- Media Consultant and Lecturer at the Caribbean Institute of Media and Communication (CARIMAC), Fae Ellington, is encouraging the country’s youth to know their history.
- "you don’t practise until you get it right; you practise until you can’t get it wrong. "
- She was delivering the main address on Monday, October 14, at the launch of the Meadowbrook High School Heritage Week activities.
Media Consultant and Lecturer at the Caribbean Institute of Media and Communication (CARIMAC), Fae Ellington, is encouraging the country’s youth to know their history and be inspired by the accomplishments of outstanding Jamaicans.
She was delivering the main address on Monday, October 14, at the launch of the Meadowbrook High School Heritage Week activities at the institution in St. Andrew.

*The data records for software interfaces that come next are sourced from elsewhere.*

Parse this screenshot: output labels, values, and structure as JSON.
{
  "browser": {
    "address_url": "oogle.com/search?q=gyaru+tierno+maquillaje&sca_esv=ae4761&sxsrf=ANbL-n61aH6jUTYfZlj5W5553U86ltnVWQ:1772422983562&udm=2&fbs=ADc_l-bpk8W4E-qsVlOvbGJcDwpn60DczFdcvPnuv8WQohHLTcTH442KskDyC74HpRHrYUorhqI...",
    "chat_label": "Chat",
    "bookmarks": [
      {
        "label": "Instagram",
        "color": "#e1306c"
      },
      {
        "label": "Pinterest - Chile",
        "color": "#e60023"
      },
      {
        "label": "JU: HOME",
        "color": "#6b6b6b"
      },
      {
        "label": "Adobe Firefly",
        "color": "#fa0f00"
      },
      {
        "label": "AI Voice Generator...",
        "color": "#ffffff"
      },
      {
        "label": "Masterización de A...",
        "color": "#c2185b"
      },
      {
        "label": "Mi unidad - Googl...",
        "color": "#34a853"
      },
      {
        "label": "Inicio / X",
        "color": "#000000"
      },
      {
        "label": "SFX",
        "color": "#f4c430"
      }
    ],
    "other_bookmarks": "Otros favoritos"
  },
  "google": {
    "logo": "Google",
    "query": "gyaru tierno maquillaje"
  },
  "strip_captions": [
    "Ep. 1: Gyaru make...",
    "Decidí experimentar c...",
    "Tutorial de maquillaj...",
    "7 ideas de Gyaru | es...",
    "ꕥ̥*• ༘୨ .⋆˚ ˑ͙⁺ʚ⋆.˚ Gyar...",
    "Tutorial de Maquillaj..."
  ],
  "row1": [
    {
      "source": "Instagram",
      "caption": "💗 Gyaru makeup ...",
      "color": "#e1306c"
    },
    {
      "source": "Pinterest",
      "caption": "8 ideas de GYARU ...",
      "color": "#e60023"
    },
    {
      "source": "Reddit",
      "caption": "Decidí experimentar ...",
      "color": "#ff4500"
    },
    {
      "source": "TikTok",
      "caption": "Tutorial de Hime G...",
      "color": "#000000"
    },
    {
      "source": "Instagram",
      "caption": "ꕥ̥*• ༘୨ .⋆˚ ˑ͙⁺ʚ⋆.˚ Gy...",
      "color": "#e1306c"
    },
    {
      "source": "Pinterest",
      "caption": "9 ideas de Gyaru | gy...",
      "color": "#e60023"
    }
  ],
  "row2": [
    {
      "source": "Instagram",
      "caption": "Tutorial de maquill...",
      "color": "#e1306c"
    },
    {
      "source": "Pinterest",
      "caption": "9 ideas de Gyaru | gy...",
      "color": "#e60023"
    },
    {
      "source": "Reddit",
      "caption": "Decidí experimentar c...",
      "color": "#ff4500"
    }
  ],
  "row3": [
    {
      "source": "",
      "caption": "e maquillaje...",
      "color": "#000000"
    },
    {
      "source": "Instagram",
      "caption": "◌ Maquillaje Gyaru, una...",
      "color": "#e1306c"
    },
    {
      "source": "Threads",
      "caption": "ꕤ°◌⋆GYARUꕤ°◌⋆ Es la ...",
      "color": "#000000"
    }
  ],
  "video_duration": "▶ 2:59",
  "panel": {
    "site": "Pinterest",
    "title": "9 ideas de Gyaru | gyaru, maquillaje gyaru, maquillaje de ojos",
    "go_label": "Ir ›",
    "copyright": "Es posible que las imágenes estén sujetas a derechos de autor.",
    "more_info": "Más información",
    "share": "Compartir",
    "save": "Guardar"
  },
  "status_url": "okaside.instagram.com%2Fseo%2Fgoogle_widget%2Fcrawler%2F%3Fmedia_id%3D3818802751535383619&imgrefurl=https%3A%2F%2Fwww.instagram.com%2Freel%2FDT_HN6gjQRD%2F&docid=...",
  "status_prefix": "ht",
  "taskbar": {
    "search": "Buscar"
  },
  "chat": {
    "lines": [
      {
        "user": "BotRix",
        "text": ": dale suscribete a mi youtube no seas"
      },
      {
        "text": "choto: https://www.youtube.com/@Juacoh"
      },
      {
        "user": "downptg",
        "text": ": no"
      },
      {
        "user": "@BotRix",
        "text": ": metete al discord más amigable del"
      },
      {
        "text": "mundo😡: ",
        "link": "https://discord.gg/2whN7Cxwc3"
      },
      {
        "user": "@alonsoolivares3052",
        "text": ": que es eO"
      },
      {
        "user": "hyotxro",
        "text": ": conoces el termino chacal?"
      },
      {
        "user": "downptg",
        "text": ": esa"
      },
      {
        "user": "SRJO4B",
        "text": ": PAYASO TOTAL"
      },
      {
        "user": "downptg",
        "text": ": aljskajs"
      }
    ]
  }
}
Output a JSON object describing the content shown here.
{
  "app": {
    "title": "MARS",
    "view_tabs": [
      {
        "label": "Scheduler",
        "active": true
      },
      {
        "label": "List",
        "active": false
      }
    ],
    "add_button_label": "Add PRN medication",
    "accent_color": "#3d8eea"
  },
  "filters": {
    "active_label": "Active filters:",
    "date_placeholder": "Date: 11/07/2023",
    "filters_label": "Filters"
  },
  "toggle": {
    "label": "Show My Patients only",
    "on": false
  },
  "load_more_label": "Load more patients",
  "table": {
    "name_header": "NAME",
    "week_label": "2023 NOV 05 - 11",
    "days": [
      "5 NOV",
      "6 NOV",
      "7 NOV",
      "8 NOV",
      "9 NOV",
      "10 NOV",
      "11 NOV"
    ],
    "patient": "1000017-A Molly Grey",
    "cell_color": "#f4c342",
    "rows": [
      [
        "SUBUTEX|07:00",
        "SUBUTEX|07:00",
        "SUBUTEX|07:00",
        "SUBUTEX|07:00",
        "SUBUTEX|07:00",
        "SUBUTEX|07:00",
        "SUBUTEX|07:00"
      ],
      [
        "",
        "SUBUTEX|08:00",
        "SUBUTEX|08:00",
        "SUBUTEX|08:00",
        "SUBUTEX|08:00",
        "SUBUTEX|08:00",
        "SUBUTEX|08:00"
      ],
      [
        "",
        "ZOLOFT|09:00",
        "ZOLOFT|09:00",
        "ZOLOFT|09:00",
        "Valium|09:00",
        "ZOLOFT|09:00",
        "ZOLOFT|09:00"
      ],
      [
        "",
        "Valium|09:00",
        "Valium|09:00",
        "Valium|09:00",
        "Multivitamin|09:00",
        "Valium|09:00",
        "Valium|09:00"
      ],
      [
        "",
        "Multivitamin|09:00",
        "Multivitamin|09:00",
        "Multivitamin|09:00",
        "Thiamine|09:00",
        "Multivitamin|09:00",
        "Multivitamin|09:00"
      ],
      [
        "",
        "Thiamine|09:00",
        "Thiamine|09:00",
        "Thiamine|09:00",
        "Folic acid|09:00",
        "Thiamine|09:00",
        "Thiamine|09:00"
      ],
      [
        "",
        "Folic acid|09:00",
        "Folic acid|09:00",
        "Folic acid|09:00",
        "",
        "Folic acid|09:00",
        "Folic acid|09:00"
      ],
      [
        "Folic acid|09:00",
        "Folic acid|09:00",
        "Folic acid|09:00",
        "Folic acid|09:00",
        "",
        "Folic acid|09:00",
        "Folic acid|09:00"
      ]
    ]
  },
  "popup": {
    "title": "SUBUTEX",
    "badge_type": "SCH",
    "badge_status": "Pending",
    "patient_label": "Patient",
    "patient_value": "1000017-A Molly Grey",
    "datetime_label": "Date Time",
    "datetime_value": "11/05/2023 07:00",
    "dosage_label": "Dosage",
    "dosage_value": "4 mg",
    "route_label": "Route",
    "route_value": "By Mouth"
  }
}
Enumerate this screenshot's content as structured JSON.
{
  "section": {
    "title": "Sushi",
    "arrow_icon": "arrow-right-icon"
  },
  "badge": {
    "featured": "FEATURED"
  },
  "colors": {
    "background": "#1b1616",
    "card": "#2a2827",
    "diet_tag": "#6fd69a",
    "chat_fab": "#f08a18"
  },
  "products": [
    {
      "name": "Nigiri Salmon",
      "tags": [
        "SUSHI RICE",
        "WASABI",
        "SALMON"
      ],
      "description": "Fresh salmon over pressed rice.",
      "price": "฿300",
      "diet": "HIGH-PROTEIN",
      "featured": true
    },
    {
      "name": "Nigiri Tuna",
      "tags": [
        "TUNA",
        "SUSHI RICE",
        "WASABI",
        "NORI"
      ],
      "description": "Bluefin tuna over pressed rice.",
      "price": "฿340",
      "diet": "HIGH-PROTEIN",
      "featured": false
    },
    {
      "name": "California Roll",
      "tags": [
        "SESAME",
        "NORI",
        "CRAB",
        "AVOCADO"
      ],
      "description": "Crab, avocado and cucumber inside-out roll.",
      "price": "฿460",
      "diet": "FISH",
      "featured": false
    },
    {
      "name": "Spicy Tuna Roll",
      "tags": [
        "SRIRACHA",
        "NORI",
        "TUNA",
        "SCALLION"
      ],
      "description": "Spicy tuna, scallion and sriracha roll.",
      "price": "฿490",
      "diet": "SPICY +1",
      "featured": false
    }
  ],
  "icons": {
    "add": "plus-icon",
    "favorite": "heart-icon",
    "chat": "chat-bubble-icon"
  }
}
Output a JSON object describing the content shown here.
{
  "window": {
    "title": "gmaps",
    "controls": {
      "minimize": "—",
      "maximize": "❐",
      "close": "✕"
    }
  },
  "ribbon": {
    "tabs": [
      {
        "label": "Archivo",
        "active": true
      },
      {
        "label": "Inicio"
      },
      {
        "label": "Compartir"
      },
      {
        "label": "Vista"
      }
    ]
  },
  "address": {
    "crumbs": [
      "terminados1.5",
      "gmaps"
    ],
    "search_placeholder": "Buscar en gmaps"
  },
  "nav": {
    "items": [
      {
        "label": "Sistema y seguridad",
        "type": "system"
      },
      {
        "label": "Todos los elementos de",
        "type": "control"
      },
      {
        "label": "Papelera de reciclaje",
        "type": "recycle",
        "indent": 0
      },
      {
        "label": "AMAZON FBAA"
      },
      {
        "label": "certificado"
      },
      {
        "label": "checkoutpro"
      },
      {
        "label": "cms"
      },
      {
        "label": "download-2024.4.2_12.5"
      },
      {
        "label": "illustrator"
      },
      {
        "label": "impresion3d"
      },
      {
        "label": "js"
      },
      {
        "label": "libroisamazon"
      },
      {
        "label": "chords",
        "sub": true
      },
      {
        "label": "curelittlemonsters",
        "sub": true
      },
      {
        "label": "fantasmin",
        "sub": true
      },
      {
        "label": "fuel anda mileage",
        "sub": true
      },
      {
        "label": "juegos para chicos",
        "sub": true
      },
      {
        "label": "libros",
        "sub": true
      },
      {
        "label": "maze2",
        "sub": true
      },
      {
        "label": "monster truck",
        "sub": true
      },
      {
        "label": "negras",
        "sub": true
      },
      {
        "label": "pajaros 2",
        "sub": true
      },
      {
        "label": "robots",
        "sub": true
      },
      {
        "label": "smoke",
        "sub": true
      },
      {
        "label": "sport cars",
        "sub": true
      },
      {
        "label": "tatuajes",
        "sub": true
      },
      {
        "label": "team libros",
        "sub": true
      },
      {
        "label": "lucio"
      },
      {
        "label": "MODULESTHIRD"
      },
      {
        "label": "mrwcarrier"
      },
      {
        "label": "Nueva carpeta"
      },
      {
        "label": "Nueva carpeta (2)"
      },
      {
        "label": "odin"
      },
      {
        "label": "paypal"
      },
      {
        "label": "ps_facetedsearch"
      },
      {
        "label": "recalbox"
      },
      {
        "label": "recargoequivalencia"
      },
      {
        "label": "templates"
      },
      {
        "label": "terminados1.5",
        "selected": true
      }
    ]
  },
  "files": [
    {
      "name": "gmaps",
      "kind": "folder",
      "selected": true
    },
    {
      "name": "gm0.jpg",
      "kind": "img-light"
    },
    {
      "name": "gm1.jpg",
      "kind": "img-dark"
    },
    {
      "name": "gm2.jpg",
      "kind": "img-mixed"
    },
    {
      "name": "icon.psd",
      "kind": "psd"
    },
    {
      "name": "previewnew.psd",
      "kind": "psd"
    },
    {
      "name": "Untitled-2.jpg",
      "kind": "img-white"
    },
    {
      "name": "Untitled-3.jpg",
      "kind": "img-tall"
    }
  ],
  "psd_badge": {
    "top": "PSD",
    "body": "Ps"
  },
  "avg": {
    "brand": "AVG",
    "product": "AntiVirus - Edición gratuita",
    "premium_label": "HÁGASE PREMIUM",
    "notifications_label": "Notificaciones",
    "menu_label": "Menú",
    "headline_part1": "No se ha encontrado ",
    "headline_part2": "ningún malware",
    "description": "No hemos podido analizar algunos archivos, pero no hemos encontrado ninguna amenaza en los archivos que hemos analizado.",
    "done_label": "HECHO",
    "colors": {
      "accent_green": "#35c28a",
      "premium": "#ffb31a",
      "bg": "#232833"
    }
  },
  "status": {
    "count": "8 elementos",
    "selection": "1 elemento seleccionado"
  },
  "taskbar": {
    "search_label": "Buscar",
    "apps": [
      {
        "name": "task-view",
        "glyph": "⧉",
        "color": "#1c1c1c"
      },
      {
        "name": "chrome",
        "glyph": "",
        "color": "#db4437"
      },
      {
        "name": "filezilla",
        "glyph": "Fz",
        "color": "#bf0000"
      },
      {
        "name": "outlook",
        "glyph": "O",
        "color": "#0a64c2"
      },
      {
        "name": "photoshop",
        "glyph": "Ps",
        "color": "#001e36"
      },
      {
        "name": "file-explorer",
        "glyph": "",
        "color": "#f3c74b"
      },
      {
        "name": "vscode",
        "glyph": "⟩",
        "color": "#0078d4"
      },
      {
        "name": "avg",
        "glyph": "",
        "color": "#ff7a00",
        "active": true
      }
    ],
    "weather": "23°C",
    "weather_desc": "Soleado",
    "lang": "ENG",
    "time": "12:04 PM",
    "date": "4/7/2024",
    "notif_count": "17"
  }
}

Miss Ellington cited the achievements of pioneering scientists such as Dr. T.P. Lecky, who revolutionized agriculture in Jamaica. Dr. Lecky created a new dairy breed, the Jamaica Hope, and was also pivotal in establishing three Jamaican meat breeds – the Jamaica Brahman, the Jamaica Red, and the Jamaica Black.
The establishment of these Jamaican breeds vastly improved the productivity and economic situation of the small farmer in Jamaica, and Dr. Lecky’s work has become a standard for breeders in tropical countries.
Miss Ellington also informed that the country’s first traffic lights were built by Jamaican inventor, Hedly Jones, who was known for his music.
“Mr. Jones, along with his cousin, built and demonstrated Jamaica’s first traffic lights in 1952; a Jamaican, it wasn’t imported into Jamaica. The prototype of these traffic lights was installed on the corner of King and North Streets and at Geffrard Place and Orange Street is where his demonstration of the first traffic lights could be seen. That is our history, which is our strength,” Miss Ellington said.
Citing the excellence of the nation’s renowned folklorist Olive Lewin, she told the students that Ms. Lewin was inspired by the quote: ‘you don’t practise until you get it right; you practise until you can’t get it wrong’.
She said that the quote speaks to a determination to succeed. “That is a powerful statement, and if you understand that and apply it to every aspect of your life, you are going to be in for good things,” she stated.
Principal of the school, Michael Peart, in his remarks, encouraged the students to stay away from negative influences, which can affect their advancement.
“Let your light so shine that all can see and say that in you, the struggles of our National Heroes were not wasted, it was worth the pain, because it has made a difference,” the Principal said.
For her part, Miss Kingston and St. Andrew Festival Queen, Jody-Kay James, said that as the country celebrates Heritage Week, Jamaicans have a lot for which they can be proud.
“There is a lot to learn, there is a lot to be proud of, there is a lot for us to celebrate. When we have Heritage Week, it is a good thing, we should be happy and excited to talk about the Heroes and persons that were before us,” she stated.